En jetant un simple coup d’œil sur l’index du livre, l’on découvre un véritable salmigondis indigne d’une personnalité de sa facture, qui associe les journalistes aux avocats, aux artistes, aux sportifs,aux hommes d’affaires et aux chefs d'entreprises médiatiques sans aucun souci de distinction.
Pas étonnant donc que nombre de journalistes se sentant calomniés et injustement salis, aient décidé de trainer Marzouki devant la justice.
Au-delà de la publication de ce « navet » archivistique, l’on découvre, avec effarement un président de la république plus préoccupé à mettre en difficulté ses contradicteurs (journalistes) que de se pencher sur les perspectives de sortie de crise politique et économique.

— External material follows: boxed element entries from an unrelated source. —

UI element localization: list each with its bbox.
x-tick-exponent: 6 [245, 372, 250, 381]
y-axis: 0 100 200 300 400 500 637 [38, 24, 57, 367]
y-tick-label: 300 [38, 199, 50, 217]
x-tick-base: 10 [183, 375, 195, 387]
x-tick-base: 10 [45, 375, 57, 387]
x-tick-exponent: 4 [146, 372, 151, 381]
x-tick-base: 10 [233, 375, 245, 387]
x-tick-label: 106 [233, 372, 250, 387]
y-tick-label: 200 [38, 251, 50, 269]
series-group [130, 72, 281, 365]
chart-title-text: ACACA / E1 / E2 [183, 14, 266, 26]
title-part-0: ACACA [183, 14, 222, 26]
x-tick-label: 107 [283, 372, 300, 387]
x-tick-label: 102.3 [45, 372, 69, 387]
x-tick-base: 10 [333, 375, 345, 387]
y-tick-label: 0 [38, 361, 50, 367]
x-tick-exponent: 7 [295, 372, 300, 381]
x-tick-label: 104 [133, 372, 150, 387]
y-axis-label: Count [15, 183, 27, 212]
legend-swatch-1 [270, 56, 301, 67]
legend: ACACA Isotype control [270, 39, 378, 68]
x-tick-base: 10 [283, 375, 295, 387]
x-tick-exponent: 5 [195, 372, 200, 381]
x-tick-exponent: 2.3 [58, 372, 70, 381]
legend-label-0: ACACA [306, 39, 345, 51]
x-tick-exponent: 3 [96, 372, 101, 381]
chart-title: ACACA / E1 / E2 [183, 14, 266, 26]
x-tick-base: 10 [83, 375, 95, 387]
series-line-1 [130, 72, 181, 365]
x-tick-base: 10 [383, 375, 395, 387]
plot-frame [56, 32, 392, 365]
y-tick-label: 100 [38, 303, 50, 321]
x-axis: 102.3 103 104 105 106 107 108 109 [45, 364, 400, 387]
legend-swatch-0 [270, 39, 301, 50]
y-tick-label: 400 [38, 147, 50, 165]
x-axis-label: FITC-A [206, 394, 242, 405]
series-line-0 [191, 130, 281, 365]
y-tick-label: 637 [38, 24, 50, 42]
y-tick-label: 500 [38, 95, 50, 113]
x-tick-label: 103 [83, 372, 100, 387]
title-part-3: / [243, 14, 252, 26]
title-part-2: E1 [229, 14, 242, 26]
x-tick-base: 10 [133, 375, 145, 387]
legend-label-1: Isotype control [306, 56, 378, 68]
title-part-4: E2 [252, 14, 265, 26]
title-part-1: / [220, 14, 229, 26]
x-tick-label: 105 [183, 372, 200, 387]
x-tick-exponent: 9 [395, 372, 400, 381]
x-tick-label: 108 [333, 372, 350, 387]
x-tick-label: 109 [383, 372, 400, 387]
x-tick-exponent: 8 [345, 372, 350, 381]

Il aurait été plus décent, n’est-ce pas, de remettre ces documents à la justice et de la charger des vrais dossiers de la corruption dans le cadre de la justice transitionnelle, loin de toute vengeance, haine et revanche aveugle ?!
A ce rythme, et pendant qu’on y est, pourquoi ne pas établir aussi le livre noir des épiciers ou des «hammass» du coin qui avaient été obligés à afficher la photo de l’ancien Raïs sur la devanture ou à l’intérieur de leur commerce ?! Ainsi, le citoyen saura chez quel épicier « halal », il faudrait acheter ses cacahuètes.